Intégrer le suivi des diamants
Le texte de référence de SCS, qui compte 133 pages, couvre toute la chaîne d’approvisionnement des diamants. Il expose les exigences ESG pour les pierres naturelles et synthétiques et met l’accent sur la neutralité carbone et la traçabilité. Le cabinet coopère avec la société australienne Source Certain International pour confirmer les mines d’origine des pierres. Pour un diamant donné, Source Certain prétend reconnaître les éléments chimiques du gisement d’origine – ou la machine de culture dans le cas des synthétiques. La société possède des données provenant des gisements de kimberlite en Australie, au Canada, en Russie et en Afrique du Sud, a récemment déclaré un porte-parole à Rapaport. Toutefois, Stanley Mathuram confirme qu’aucun minier ne s’est encore inscrit au programme SCS.
D’autres groupes se sont attaqués aux problèmes de la traçabilité de différentes façons. Le GIA s’est associé à divers miniers et fabricants afin d’analyser les pierres brutes avant qu’elles ne soient taillées, créant ainsi une « empreinte digitale » de la pierre qu’il est possible de suivre et de documenter dans ses rapports sur l’origine.
Les programmes de la Blockchain, comme Tracr et Everledger créent un registre des transactions qui concernent chaque diamant. Or, pour que cela fonctionne, les sociétés qui participent au programme doivent utiliser les mêmes plates-formes technologiques, affirme Mark Hanna. Il évoque « le fossé technologique », qu’il considère comme le plus gros obstacle au développement de Trust Chain, un programme de la Blockchain pour les bijoux pour lequel Richline s’est associé à IBM mais qui a depuis été mis en veille.

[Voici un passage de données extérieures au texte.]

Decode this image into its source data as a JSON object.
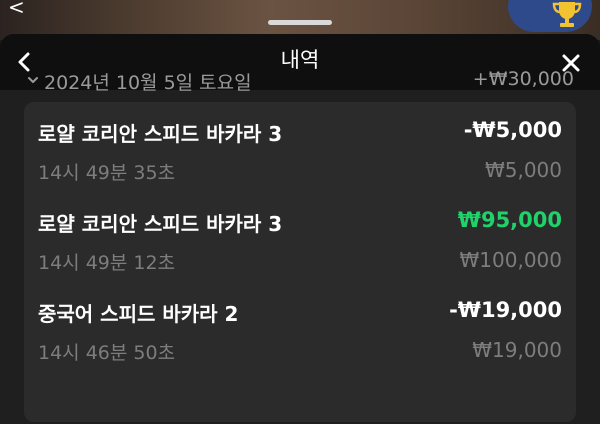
{
  "backdrop": {
    "back_glyph": "<"
  },
  "header": {
    "title": "내역",
    "back_icon": "chevron-left-icon",
    "close_icon": "close-icon"
  },
  "colors": {
    "win": "#1fd26a",
    "trophy_bg": "#2f4a8a",
    "trophy": "#f2c230"
  },
  "day": {
    "date": "2024년 10월 5일 토요일",
    "total": "+₩30,000",
    "icon": "chevron-down-icon"
  },
  "items": [
    {
      "name": "로얄 코리안 스피드 바카라 3",
      "amount": "-₩5,000",
      "time": "14시 49분 35초",
      "stake": "₩5,000",
      "win": false
    },
    {
      "name": "로얄 코리안 스피드 바카라 3",
      "amount": "₩95,000",
      "time": "14시 49분 12초",
      "stake": "₩100,000",
      "win": true
    },
    {
      "name": "중국어 스피드 바카라 2",
      "amount": "-₩19,000",
      "time": "14시 46분 50초",
      "stake": "₩19,000",
      "win": false
    }
  ]
}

« À moins que vous ne travailliez principalement avec de grandes corporations, les coûts de paramétrage du fonctionnement croisé sont assez élevés, explique Mark Hanna. Je ne peux pas dire à un petit fabricant qu’il doit intégrer ce programme et dépenser des dizaines de milliers de dollars pour un système afin que je puisse récupérer les informations dont j’ai besoin. »
Le retour sur investissement
Le coût le plus important dans la mise en place de ces systèmes est la partie en arrière-plan, admet Leanne Kemp, mais elle affirme que les sociétés pourraient envisager de l’intégrer dans leurs dépenses d’outillage Web générales.
Stanley Mathuram avance que le coût de la certification est un point marginal, même s’il reconnaît qu’il dépend de la taille de l’organisation. Pour une grande structure minière, le coût de la certification « est mineur », explique-t-il.
Par ailleurs, comme beaucoup le prétendent, il n’est pas nécessaire de faire supporter ce supplément aux consommateurs.
« Le coût de l’inscription à des organisations comme le RJC est minime et cela assure les ressources aidant les bijoutiers à mettre en place des techniques et des pratiques d’approvisionnement responsable, affirme David Bonaparte. Je n’ai jamais entendu dire que des détaillants reportaient ces coûts sur les consommateurs. »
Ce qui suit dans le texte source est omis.